In those moments as a parent I get to see how my sons and I really communicate. Even if ‘the discussion’ starts out calm, there comes a point where no amount of reasoning can explain to a child that we do not own a teleportation machine and he just needs to sit there and watch out the window. This is when it sometimes becomes necessary to use a tone and volume of voice that can convey to the child that we are done debating and this is the last thing I’m going to say about it.

I will spare the details but if you have a son/daughter or have ever been a son/daughter you’ve experienced this same situation. You know, then, the emotional response that this type of communicating invokes within a developing young person. Normally, they end up with a red face and watery eyes. This sort of thing is part of the wild ride that is the parent-child relationship.

This isn’t my point though. It’s what I said a few minutes after this.

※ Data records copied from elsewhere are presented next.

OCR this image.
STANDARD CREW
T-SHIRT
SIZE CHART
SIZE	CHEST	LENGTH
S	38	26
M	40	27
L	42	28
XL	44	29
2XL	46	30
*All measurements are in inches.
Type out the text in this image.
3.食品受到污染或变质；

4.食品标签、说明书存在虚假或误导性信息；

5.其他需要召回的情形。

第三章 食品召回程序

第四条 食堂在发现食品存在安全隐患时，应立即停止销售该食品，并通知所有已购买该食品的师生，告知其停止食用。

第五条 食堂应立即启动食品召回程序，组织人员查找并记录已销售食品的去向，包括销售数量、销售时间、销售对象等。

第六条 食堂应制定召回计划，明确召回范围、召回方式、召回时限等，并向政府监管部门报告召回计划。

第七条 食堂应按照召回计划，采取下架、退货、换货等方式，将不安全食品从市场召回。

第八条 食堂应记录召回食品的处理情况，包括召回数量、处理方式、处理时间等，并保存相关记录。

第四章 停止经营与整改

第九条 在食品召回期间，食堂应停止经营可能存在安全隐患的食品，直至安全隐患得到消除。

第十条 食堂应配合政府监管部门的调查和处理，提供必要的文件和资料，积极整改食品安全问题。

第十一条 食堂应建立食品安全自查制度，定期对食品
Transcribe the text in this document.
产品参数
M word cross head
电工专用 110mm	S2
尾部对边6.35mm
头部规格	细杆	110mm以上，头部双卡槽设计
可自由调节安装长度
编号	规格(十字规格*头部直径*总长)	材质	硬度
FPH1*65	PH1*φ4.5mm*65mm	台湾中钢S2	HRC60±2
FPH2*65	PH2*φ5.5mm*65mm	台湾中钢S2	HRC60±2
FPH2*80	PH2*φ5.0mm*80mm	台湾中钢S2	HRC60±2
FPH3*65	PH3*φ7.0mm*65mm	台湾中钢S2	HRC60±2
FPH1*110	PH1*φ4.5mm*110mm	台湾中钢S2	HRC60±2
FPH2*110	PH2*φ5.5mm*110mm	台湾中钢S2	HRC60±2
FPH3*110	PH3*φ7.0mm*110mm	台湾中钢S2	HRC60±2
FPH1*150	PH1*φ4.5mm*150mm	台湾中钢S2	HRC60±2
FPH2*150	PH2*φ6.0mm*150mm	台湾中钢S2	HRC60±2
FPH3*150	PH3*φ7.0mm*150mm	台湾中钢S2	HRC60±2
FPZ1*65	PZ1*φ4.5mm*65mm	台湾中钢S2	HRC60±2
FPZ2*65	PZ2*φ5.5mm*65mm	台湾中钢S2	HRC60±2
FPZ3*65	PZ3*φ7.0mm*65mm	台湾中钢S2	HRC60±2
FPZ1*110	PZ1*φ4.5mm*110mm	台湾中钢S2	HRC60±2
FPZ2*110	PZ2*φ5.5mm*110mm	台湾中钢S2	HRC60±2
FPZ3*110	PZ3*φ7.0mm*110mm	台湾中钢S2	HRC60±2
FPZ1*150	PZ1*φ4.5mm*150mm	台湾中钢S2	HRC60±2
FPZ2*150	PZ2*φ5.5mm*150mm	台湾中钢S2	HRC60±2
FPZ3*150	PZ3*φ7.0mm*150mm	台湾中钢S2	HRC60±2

As the sobbing was winding down, I looked in the rear-view mirror to let them know that they needed it to stop. That we were going to be arriving at grandmas soon and I didn’t want our ‘discussion’ and the resulting emotions to cast a bad vibe over our reunion. I said you need to wipe your eyes and clean up your face. I was telling him to put on a happy face.

No doubt there are many people this time of year that are preparing to put on a happy face just so that they can get through all the family time and holiday gatherings. It’s natural; we want people to believe we are doing fine and had a great year. It’s painful though. It’s not what we want to do. Whether it’s the result of a silly spat with your kid or something deeper, we carry to these parties some sort of baggage.

No words written here can stop you from putting on your happy face. I only want to encourage you to in that the reason we celebrate this time of year is to remember the coming of The One who can truly remedy our hurts. Do you really want a happy face? Search after a happy heart.

“A glad heart makes a happy face; a broken heart crushes the spirit.”
Proverbs 15:13

From the Lawrence family to yours, ‘Safe travels and Merry Christmas!’